И хотя, став впоследствии литературным конфидентом М. Петровых, Л. Мкртчян ознакомился со всем ее поэтическим наследием, о стихах военного времени он продолжал говорить с особым трепетом.

«Стихотворение М. Петровых «1942 год», – пишет Мкртчян в предисловии к первому сборнику Марии Сергеевны «Дальнее дерево», – мне кажется одним из наиболее сильных в русской советской поэзии о войне. Оно и впрямь звучит как «колокол на башне вечевой». В нем голоса тысяч и тысяч людей, проклинающих войну за всех убитых, всех осиротевших, в нем ненависть тысяч и тысяч:

Проснемся, уснем ли – война, война.
Ночью ли, днем ли – война, война.
Сжимает нам горло, лишает сна,
Путает имена.

О чем ни подумай – война, война.
Наш спутник угрюмый – она одна.
Чем дальше от битвы, тем сердцу тесней,
Тем горше с ней».
[35:7 – 8]

«Я был удивлен, – делится с читателем Мкртчян в своей книге воспоминаний о Марии Петровых, – что такие, например, стихи, написанные еще в 1945 году, нигде не печатались:

Но разве счастье взять руками голыми?
Оно сожжет.
Меня швыряло из огня да в полыми
И вновь – об лед.
И в кровь о камень сердца несравненного, –
До забытья…
Тебя ль судить, – бессмертного, мгновенного,
Судьба моя!»
[29:23]

В лирике Марии Петровых 1940-х годов наиболее отчетливо проявилось свойственное ей обостренное ощущение трагического в жизни и искусстве, которое роднит ее с Павлом Антокольским.

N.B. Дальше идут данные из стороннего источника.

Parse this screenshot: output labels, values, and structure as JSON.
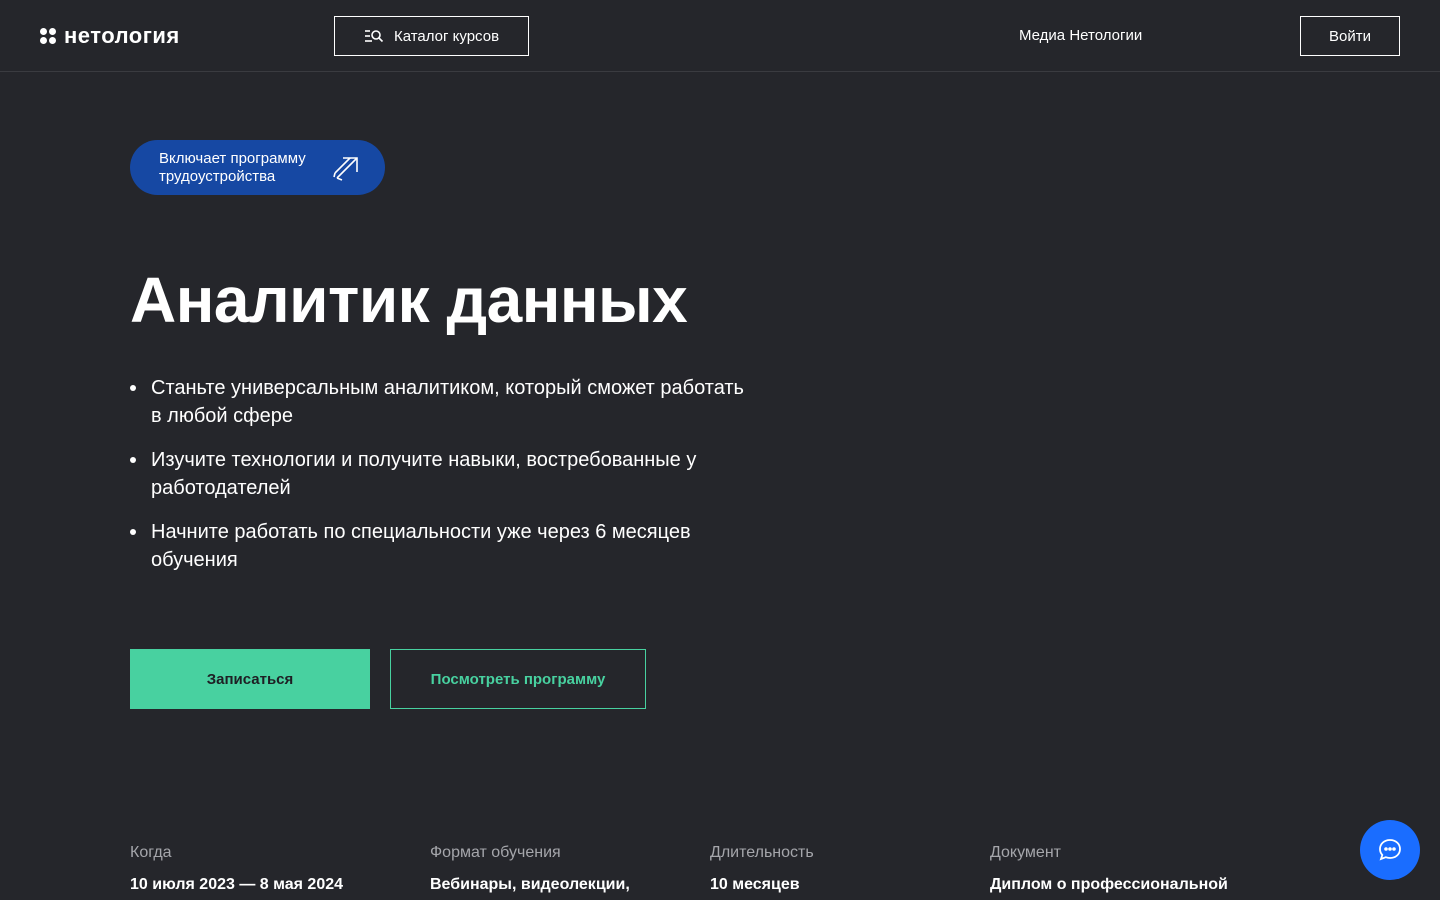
{
  "header": {
    "logo_text": "нетология",
    "catalog_label": "Каталог курсов",
    "media_label": "Медиа Нетологии",
    "login_label": "Войти"
  },
  "hero": {
    "badge_text": "Включает программу трудоустройства",
    "title": "Аналитик данных",
    "bullets": [
      "Станьте универсальным аналитиком, который сможет работать в любой сфере",
      "Изучите технологии и получите навыки, востребованные у работодателей",
      "Начните работать по специальности уже через 6 месяцев обучения"
    ],
    "primary_button": "Записаться",
    "secondary_button": "Посмотреть программу"
  },
  "info": [
    {
      "label": "Когда",
      "value": "10 июля 2023 — 8 мая 2024"
    },
    {
      "label": "Формат обучения",
      "value": "Вебинары, видеолекции,"
    },
    {
      "label": "Длительность",
      "value": "10 месяцев"
    },
    {
      "label": "Документ",
      "value": "Диплом о профессиональной"
    }
  ],
  "colors": {
    "background": "#25262b",
    "accent_green": "#48d1a0",
    "badge_blue": "#1648a3",
    "chat_blue": "#1a6dff"
  },
  "icons": {
    "logo": "four-dots-logo-icon",
    "catalog": "list-search-icon",
    "badge": "arrow-up-right-icon",
    "chat": "chat-bubble-icon"
  }
}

«Многие путают трагедию и трагическое в искусстве с пессимизмом, – писал Антокольский однажды. – Вредная путаница! У трагедии нет ничего общего с пессимизмом». И еще: «Трагедия может вывернуть человека наизнанку, но человек в конечном счете поблагодарит ее за громовой урок о вечном торжестве жизни» [14:29]

Об этом же говорит Мария Петровых в одной из своих дневниковых записей:

«Смысл жизни не в благоденствии, а в развитии души» [37:366].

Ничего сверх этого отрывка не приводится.